Mais le latin possède également un terme particulièrement intéressant : animus — génitif animi.

Alors qu'anima renvoie principalement au principe de vie, animus peut désigner l'âme considérée dans sa vie intérieure : pensée, volonté, intention, disposition intérieure, courage, sentiment.

Cette distinction permet de comprendre ce que nous pouvons appeler ici l'esprit comme exercice des facultés de l'âme.

L'homme ne fait pas que vivre : il connaît, comprend, juge, choisit et veut.

On peut ainsi distinguer l'âme spirituelle elle-même et les facultés par lesquelles cette âme exerce sa vie consciente.

Parmi celles-ci, deux occupent traditionnellement une place supérieure :

  • l'intelligence, par laquelle l'homme connaît, comprend, raisonne et recherche le vrai ;
  • la volonté, par laquelle il choisit, consent, refuse et s'oriente vers ce qu'il reconnaît comme un bien.

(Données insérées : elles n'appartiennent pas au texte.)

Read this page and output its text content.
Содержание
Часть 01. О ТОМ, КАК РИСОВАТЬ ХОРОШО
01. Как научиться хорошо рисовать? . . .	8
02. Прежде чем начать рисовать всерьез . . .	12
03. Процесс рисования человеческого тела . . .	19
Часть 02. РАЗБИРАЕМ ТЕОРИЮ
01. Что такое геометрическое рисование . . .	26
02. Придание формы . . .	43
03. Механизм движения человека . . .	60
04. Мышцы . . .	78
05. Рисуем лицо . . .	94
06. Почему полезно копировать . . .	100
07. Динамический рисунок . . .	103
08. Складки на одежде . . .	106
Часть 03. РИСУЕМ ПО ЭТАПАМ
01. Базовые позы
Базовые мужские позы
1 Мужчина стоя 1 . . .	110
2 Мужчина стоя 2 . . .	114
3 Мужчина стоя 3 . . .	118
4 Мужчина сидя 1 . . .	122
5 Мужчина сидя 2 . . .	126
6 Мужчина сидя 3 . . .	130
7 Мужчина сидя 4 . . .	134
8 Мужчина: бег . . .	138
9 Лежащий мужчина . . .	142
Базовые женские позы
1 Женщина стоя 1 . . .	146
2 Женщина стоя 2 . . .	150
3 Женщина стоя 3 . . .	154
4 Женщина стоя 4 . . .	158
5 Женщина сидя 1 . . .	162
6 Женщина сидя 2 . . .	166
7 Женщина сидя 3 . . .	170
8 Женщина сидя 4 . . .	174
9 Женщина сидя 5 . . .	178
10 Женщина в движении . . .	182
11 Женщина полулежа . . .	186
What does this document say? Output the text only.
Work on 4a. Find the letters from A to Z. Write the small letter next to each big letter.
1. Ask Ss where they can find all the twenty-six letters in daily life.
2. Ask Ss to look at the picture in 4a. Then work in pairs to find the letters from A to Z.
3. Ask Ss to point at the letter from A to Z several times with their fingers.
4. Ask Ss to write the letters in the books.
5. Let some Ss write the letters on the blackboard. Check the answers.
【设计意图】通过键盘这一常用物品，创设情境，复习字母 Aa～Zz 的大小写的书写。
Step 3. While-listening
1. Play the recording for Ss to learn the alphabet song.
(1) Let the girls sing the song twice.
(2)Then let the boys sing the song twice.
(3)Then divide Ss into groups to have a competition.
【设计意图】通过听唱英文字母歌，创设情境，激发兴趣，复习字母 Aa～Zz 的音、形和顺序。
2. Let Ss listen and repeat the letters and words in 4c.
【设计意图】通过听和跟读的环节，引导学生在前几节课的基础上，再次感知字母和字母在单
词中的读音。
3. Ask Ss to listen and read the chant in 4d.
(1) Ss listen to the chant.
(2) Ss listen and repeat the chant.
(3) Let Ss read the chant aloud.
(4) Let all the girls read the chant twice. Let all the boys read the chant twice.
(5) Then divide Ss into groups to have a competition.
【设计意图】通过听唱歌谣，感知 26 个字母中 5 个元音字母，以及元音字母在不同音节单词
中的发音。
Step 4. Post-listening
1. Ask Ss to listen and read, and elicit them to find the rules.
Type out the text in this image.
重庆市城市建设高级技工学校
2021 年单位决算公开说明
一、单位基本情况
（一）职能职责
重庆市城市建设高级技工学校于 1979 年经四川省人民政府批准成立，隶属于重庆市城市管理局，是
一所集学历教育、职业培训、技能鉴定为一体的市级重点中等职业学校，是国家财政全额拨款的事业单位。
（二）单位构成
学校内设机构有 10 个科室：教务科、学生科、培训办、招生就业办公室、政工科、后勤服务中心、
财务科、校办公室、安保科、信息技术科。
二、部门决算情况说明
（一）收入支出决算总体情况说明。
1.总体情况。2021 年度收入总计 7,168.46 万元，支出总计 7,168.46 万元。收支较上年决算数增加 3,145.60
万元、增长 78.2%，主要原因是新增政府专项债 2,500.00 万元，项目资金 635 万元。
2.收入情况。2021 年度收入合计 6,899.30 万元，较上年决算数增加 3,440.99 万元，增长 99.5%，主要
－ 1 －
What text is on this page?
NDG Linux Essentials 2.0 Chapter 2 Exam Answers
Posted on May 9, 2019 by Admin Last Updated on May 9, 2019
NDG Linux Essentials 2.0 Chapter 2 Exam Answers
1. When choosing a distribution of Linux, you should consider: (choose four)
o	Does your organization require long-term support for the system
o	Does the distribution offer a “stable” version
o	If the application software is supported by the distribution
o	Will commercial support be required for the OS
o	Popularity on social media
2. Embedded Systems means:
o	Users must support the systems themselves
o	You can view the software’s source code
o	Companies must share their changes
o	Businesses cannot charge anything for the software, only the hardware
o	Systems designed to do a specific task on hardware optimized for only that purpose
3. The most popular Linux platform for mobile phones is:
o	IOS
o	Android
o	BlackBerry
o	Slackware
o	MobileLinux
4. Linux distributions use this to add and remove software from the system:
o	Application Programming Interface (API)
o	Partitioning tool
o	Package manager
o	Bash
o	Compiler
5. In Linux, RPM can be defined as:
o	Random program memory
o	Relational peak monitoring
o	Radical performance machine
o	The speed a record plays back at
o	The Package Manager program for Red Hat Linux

À celles-ci s'articulent la mémoire, l'imagination, les représentations, les sentiments et l'ensemble de la vie intérieure.

Dans ce cadre, animus est particulièrement utile pour parler de cette dimension intérieure et intellectuelle sans confondre celle-ci avec anima, l'âme comme principe spirituel de vie.

4. Une distinction sans séparation

Il serait cependant trompeur d'imaginer trois êtres superposés à l'intérieur de l'homme.

Le corps, l'âme et l'esprit ne constituent pas trois personnes.

Le corps est le corps d'une personne vivante.
L'âme est le principe spirituel qui anime ce corps.
L'esprit désigne ici la dimension par laquelle cette âme connaît, comprend, veut, choisit et se tourne vers ce qui la dépasse.

On peut donc résumer cette lecture ainsi :

CORPS — sōma / corpus
La dimension corporelle et sensible de l'être humain.

ÂME — psychē / anima
Le principe de vie de la personne humaine ; chez l'homme, l'âme est spirituelle et immortelle.

ESPRIT — pneuma / spiritus ; et, sous l'angle de la vie intérieure, animus, animi
La dimension spirituelle et intérieure de l'homme, manifestée notamment par l'intelligence et la volonté.

5. Pourquoi notre vocabulaire moderne peut nous égarer

Une difficulté apparaît lorsque nous lisons ces termes anciens avec nos définitions contemporaines.

Aujourd'hui, psyché est presque devenu synonyme de « vie psychologique », tandis qu'esprit évoque souvent uniquement l'intelligence : « avoir de l'esprit », « avoir l'esprit vif », « esprit logique ».

Les significations anciennes sont beaucoup plus vastes.

Psychē nous renvoie à l'âme et à la vie.
Pneuma nous renvoie au souffle et à l'esprit.
Anima exprime ce qui anime et donne vie.
Animus nous conduit vers l'intériorité, la pensée, la volonté et les dispositions de l'âme.
Spiritus conserve, comme pneuma, cette extraordinaire proximité entre le souffle et l'esprit.

Ainsi, derrière ces mots apparaît une conception de l'être humain qui ne réduit celui-ci ni à son corps, ni à ses mécanismes psychologiques, ni même à son seul intellect.

L'homme est une unité vivante : corporelle par son corps, spirituelle par son âme, intelligente et volontaire dans l'exercice de ses facultés intérieures.

C'est dans cette unité que peuvent être comprises les trois dimensions : corps, âme et esprit.